F-35B makes first probe-and-drogue refueling test
A short takeoff/vertical landing (STOVL) variant of the Lockheed Martin F-35 Lightning II stealth fighter has completed the first aerial refueling test using the Navy- and Marine Corps-style probe-and-drogue refueling system.
Thursday's successful mission is the first in a short series of tests that will clear the STOVL F-35B variant for extended-range flights, particularly to its primary test site at Naval Air Station Patuxent River, Md. During Thursday's flight, the F-35B designated BF-2 (the second STOVL flight test aircraft), began a series of tests in which fuel is uploaded into the aircraft at 10,000, 15,000 and 20,000 feet, at speeds ranging from 200 to 250 knots. The pilot on the initial F-35B aerial refueling flight was U.S. Marine Corps Maj. Joseph T. "O.D." Bachmann.

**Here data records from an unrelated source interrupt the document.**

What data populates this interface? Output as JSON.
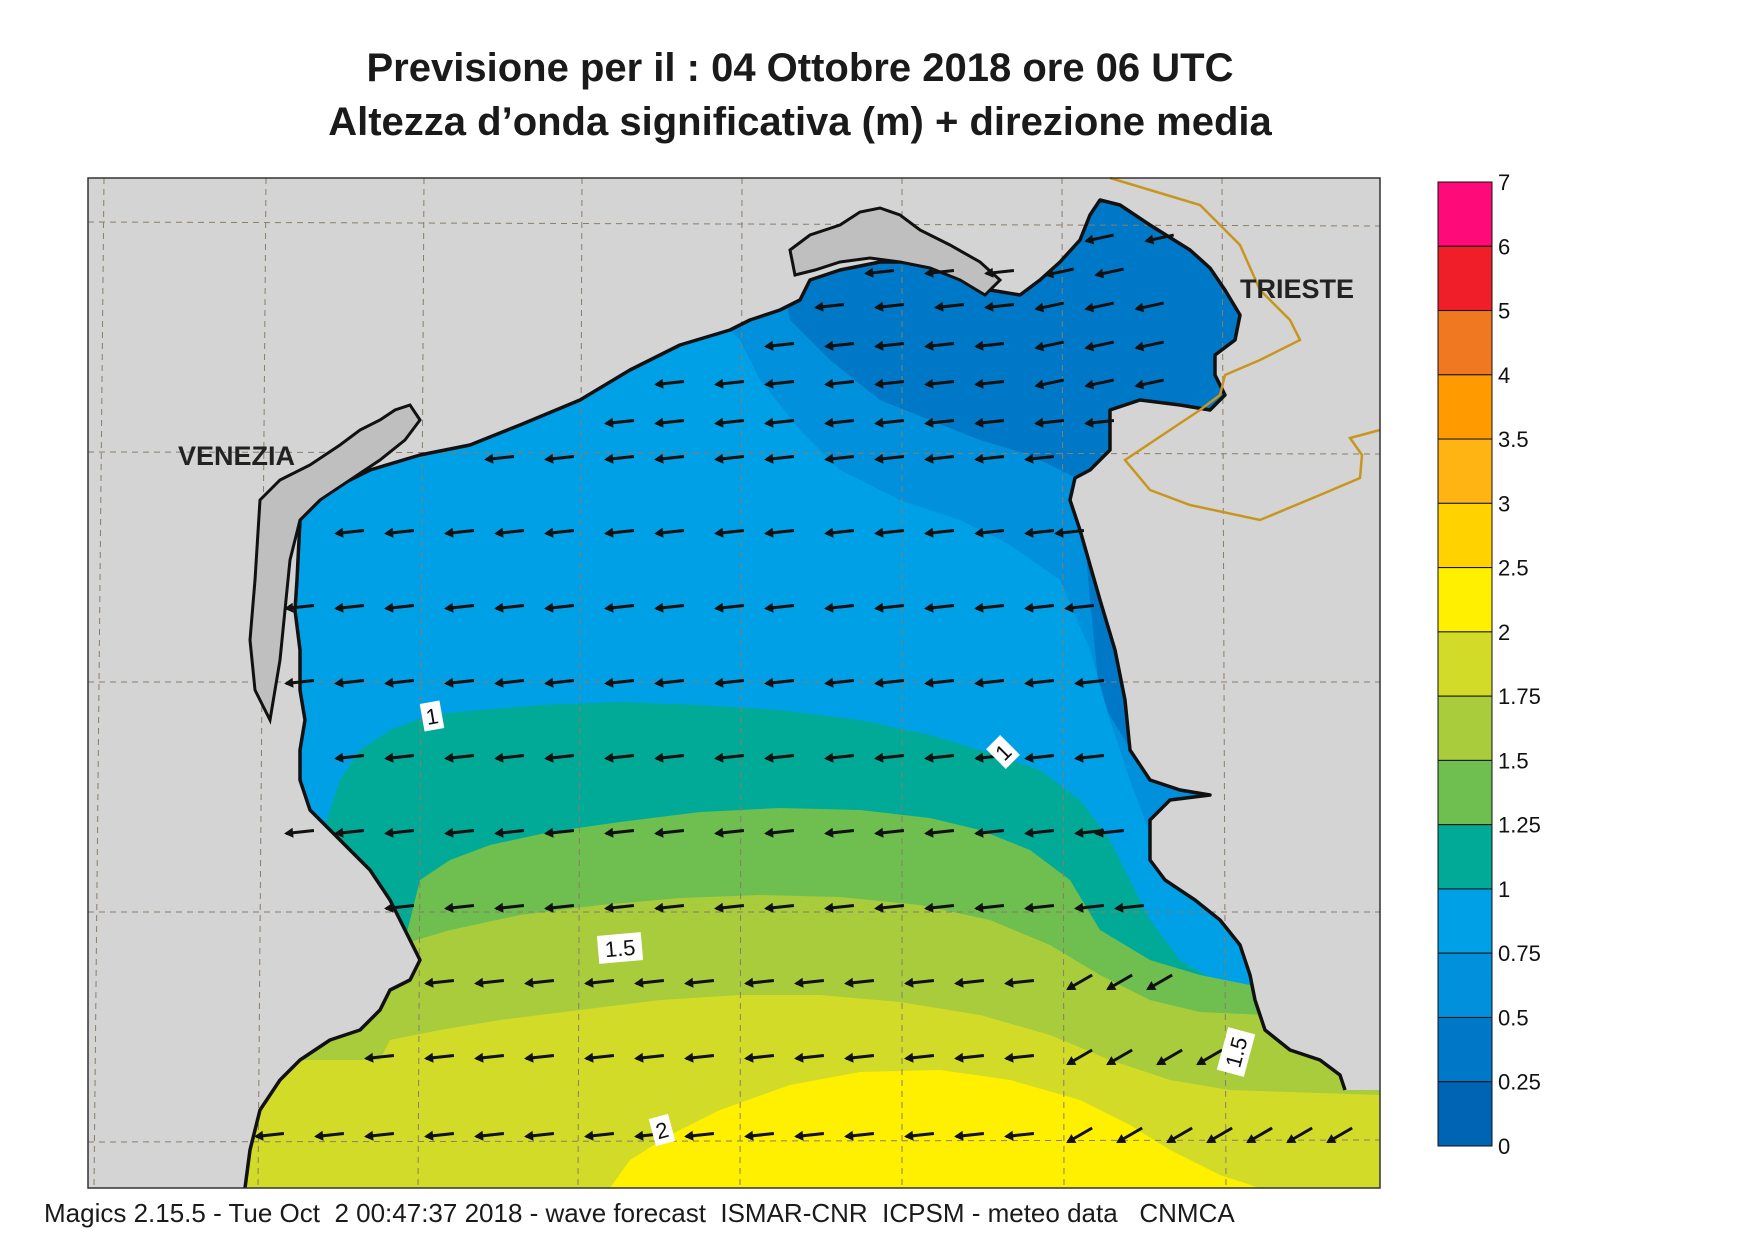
{
  "title": {
    "line1": "Previsione per il  :  04  Ottobre  2018   ore 06 UTC",
    "line2": "Altezza d’onda significativa (m) + direzione media"
  },
  "labels": {
    "venezia": "VENEZIA",
    "trieste": "TRIESTE"
  },
  "contour_labels": [
    "1",
    "1",
    "1.5",
    "1.5",
    "2"
  ],
  "legend": {
    "levels": [
      "7",
      "6",
      "5",
      "4",
      "3.5",
      "3",
      "2.5",
      "2",
      "1.75",
      "1.5",
      "1.25",
      "1",
      "0.75",
      "0.5",
      "0.25",
      "0"
    ],
    "colors": [
      "#ff0a78",
      "#f01e28",
      "#f07820",
      "#ff9a00",
      "#ffb414",
      "#ffd200",
      "#fff000",
      "#d2dc28",
      "#a8cc3c",
      "#6ebe50",
      "#00aa96",
      "#00a0e6",
      "#0090dc",
      "#0078c8",
      "#0064b4"
    ]
  },
  "colors": {
    "land": "#d4d4d4",
    "grid": "#8a7d6a",
    "coast": "#111111",
    "border": "#c8961e",
    "arrow": "#111111"
  },
  "footer": "Magics 2.15.5 - Tue Oct  2 00:47:37 2018 - wave forecast  ISMAR-CNR  ICPSM - meteo data   CNMCA"
}
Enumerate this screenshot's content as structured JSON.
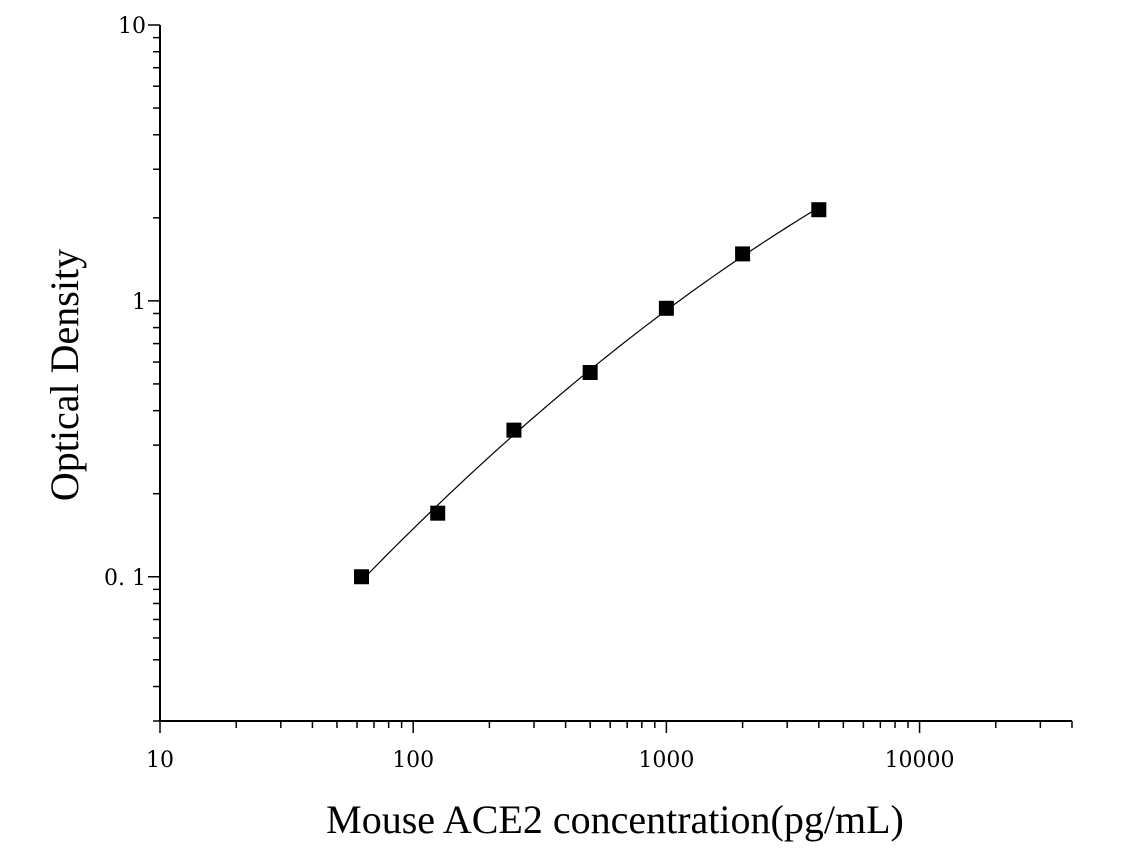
{
  "chart_data": {
    "type": "scatter",
    "title": "",
    "xlabel": "Mouse ACE2 concentration(pg/mL)",
    "ylabel": "Optical Density",
    "x_scale": "log",
    "y_scale": "log",
    "xlim": [
      10,
      40000
    ],
    "ylim": [
      0.03,
      10
    ],
    "x_ticks": [
      {
        "value": 10,
        "label": "10"
      },
      {
        "value": 100,
        "label": "100"
      },
      {
        "value": 1000,
        "label": "1000"
      },
      {
        "value": 10000,
        "label": "10000"
      }
    ],
    "y_ticks": [
      {
        "value": 0.1,
        "label": "0. 1"
      },
      {
        "value": 1,
        "label": "1"
      },
      {
        "value": 10,
        "label": "10"
      }
    ],
    "grid": false,
    "series": [
      {
        "x": [
          62.5,
          125,
          250,
          500,
          1000,
          2000,
          4000
        ],
        "y": [
          0.1,
          0.17,
          0.34,
          0.55,
          0.94,
          1.48,
          2.14
        ],
        "marker": "square",
        "fit_line": true
      }
    ],
    "colors": {
      "marker": "#000000",
      "line": "#000000",
      "axis": "#000000"
    }
  }
}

Probe-and-drogue refueling employs a flexible hose that trails from the tanker aircraft. The basketlike drogue at the end of the hose connects to the receiving aircraft's probe, which, in the case of the F-35, resides on the right side of the forward fuselage and retracts when not in use. The U.S. Navy, Marine Corps and the air forces of many other countries use the probe/drogue system, while the U.S. Air Force refuels its aircraft via a rigid flying boom that inserts into a receptacle on the receiving airplane.